Tips: REGULAR EXERCISE is extremely important for this time of bloating. Eat slowly, and try to reduce the frequency of meals, the amount eaten, or both. Eat when you’re hungry – don’t force yourself to eat when you’re not hungry. Eat a high vegetable, low carb, low meat diet. Especially avoid fried foods, alcohol, and other intoxicants (i.e. go easy on your liver!). Acupuncture can be hugely transformative for various emotional states and stress, and there are herbal regimens that can help support the liver and digestion in this way.
Lung & Spleen Deficiency
Common symptoms include acute or chronic bloating which is mildly painful and is worse with food; nausea or belching; shortness of breath or possibly asthma; hunched or slouched posture, melancholic tendency; pale complexion; possible tendency towards constipation.
Can be acute or chronic, and can be caused by grief, social issues, changes in routine, or a cold or flu.
Tips: Dealing with unresolved emotional issues is key. Breathing exercises, and aerobic exercise, in general, can be quite helpful. Chew food thoroughly. Smaller meals, well-cooked foods, and especially avoid consuming lots of fluid with meals. Again, acupuncture and herbs can be very restorative over a few months when this pattern is stubborn or longstanding.
Common symptoms include bloating which is worse in the afternoon or after eating with loss of appetite; dry mouth or thirst with no desire to drink; irritability; greasy skin and/or reddish tone in skin; feeling lethargic; dark yellow or orange urine.
Can be caused by overeating rich, fatty foods or consumption of alcohol (especially beer), or even certain climates like Virginia in the summertime!
Tips: Eat light foods. Some raw foods are okay. Avoid alcohol, dairy products, greasy foods, sugars, highly processed foods, nuts and seeds, coffee.
Stomach Yin Deficiency
Common symptoms include chronic bloating that is worse with eating, or at the end of the day; general feeling of dryness; tendency towards constipation or dry stool; low appetite or hunger with no real desire to eat; mild nausea; facial flushing or night sweats.

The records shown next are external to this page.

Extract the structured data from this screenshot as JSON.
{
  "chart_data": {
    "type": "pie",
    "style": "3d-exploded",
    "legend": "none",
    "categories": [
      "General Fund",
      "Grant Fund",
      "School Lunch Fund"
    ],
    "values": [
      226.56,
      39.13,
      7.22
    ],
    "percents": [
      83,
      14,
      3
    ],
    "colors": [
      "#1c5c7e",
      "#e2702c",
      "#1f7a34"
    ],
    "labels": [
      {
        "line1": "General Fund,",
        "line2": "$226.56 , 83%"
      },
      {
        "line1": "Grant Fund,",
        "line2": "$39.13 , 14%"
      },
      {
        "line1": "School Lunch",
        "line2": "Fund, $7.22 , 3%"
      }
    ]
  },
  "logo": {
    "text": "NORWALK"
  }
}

These symptoms typically show up only after a long period of poor-health habits, or sometimes after a febrile illness.
Tips: It is important to consume plenty of non-caffeinated liquids. Lots of soups and stews! Very nourishing foods are important – dairy products, fish, “healthy fats”, fruits and veggies, etc. Avoid too many spicy or pungent foods, like peppers, garlic, or onions, as well as NSAID’s, coffee, alcohol. Again – Chinese herbs – awesome. But healing this pattern will definitely take time.
A word about Chinese medicine diagnostic terms: Chinese medicine has its own unique system of diagnosis, the names of which might sound a little funny to the untrained ear. If you’re curious about this system check out a book on Chinese medicine basics like “The Web That Has No Weaver” by Ted Kaptchuk, or, my favorite, “Adventures in Chinese Medicine” by Jennifer Dubowsky.